The director of a company set up to market a fuel-saving device has been disqualified from acting as a director for failing to maintain and preserve proper accounting records.
It has been reported that the director of Pure Strategic Limited has given an undertaking (disqualification undertakings are the administrative equivalent of a disqualification order but do not involve court proceedings) to the Secretary of State for Business Innovation and Skills, that he will not act as a director of a company for a period of six years from June 2016.
The director was disqualified after an Insolvency Service investigation found he had failed to maintain and preserve adequate accounting records.
In October 2013, Pure Strategic Limited was placed into compulsory liquidation following a winding up petition issued by HM Revenue and Customs. Following the liquidator’s appointment, the investigation found that for the period from at least October 2011 to October 2013, the company’s books were inadequate, as follows:
- The liquidator was unable to verify expenditure from the company’s bank account totalling £260,442 or verify whether receipts into the company’s bank account totalling £296,617 were a true representation of the sales achieved by the company.
- The liquidator was unable to verify whether there were any further company assets to those realised at the date of the liquidation. Additionally, in the event that any assets were disposed of prior to the liquidator’s appointment, it was not possible to verify either whether these assets were disposed of for full value or for the benefit of the company and its creditors generally.
- The liquidator was unable to establish the true level of liabilities owed to HM Revenue and Customs.
- Verify the position with regards to the personal withdrawals to the director totalling £110,500.
- Provide HM Revenue & Customs with corporation tax returns for the periods ended 28 February 2008 to Liquidation, to establish the true level of any liabilities owed for corporation tax for all years from 2008 to liquidation.

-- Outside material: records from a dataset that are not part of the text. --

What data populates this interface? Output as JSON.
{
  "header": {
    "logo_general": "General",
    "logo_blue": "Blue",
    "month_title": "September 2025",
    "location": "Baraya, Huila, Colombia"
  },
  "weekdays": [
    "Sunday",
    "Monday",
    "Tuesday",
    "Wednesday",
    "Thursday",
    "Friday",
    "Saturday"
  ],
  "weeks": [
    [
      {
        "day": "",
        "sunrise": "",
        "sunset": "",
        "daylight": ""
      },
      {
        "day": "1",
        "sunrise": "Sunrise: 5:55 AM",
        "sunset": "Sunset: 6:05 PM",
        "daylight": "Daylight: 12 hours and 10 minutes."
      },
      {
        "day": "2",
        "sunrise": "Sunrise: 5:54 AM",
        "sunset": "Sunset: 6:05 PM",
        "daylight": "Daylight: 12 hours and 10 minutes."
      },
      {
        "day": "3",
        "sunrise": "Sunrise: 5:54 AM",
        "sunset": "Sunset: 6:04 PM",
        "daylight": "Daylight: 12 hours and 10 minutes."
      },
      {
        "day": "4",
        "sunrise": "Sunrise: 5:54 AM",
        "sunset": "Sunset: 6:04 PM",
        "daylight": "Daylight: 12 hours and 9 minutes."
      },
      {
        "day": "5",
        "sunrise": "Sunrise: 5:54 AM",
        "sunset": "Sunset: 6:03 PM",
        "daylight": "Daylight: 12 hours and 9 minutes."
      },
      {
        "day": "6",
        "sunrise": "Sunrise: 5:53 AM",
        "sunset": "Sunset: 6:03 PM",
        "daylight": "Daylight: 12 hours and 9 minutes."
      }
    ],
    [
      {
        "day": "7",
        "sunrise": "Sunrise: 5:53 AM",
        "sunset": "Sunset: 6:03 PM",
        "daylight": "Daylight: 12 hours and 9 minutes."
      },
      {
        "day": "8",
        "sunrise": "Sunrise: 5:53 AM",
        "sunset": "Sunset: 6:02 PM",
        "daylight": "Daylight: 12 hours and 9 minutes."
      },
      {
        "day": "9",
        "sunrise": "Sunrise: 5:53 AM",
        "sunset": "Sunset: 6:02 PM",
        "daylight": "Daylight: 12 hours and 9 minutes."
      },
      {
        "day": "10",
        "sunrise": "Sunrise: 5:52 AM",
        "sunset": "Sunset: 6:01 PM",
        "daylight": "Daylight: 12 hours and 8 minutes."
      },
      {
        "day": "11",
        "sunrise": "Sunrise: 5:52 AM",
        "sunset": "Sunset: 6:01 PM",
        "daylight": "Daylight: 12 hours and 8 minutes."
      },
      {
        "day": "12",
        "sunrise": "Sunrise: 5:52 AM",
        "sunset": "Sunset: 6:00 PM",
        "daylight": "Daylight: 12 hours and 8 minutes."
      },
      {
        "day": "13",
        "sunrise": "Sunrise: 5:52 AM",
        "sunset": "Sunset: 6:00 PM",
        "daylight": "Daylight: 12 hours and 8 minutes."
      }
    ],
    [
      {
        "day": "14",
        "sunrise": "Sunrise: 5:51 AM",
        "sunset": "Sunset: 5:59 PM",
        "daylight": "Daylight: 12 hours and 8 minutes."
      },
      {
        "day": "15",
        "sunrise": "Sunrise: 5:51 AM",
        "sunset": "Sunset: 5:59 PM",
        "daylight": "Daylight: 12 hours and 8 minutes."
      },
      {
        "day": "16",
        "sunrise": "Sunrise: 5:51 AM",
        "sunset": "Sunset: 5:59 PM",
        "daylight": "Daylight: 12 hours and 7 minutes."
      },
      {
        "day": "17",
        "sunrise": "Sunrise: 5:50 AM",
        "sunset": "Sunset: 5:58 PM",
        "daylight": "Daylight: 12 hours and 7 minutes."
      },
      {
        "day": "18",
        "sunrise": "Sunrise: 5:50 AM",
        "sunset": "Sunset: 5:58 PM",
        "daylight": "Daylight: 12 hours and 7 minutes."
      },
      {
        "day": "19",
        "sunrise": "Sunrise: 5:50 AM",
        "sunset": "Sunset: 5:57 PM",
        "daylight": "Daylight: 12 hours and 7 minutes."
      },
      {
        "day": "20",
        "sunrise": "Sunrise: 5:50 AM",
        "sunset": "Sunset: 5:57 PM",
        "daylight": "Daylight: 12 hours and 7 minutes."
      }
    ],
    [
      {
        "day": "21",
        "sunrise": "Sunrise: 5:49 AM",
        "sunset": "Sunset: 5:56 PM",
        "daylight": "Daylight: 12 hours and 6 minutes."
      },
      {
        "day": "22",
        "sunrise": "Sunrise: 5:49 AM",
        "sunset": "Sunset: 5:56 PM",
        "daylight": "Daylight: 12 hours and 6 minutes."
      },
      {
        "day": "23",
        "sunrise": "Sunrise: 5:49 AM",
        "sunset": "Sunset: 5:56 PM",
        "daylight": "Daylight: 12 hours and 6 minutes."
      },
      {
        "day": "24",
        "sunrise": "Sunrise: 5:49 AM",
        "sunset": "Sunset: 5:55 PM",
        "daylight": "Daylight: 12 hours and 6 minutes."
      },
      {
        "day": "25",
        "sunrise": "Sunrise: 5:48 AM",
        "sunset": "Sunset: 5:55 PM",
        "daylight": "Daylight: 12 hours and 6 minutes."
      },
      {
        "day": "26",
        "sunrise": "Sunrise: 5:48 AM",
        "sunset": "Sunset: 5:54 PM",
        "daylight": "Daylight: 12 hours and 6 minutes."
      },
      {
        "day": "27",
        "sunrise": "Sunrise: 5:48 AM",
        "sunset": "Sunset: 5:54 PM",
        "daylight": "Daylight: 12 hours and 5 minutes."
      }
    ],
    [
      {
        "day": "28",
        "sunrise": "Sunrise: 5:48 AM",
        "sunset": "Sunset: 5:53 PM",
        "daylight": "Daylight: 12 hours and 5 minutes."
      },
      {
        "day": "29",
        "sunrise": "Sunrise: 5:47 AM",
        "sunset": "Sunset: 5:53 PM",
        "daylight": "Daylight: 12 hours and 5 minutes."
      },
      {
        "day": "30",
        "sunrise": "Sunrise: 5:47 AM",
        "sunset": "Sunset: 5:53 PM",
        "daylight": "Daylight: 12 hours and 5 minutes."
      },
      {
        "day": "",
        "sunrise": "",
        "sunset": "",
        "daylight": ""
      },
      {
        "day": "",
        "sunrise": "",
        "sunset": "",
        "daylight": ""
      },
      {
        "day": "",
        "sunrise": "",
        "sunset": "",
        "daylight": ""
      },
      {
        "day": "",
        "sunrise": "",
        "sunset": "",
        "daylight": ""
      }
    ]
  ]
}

- Verify the number or nature of any employees the company may have had and consequently the extent of any consequential PAYE or NIC liabilities that may have been outstanding.
The verification of the company’s true financial position was hampered further as a result of the director’s failing to lodge a statement of affairs for the company or ensure that the company complied with its statutory obligation to file accounts with Companies House from the date of incorporation.
Robert Clarke, Head of Company Investigation at the Insolvency Service said: “keeping proper records is a pivotal duty for directors and there is no place in the business environment for those who neglect their responsibilities in this area and cover up the activities of the companies they manage. The lack of records in this case made it impossible to determine whether there was other, more serious misconduct at Pure Strategic and that is reflected in the period of the disqualification.”
The fact that this director has been disqualified for a significant number of years is a reminder to all directors that proper accounting records should be kept. When a company enters into insolvency, the liquidator will report the failure to maintain proper records to the Insolvency Service, who will investigate you and may seek to disqualify you from acting as a director. If any director is unsure of what accounting records should be kept and for what period, they should seek advice from their accountants.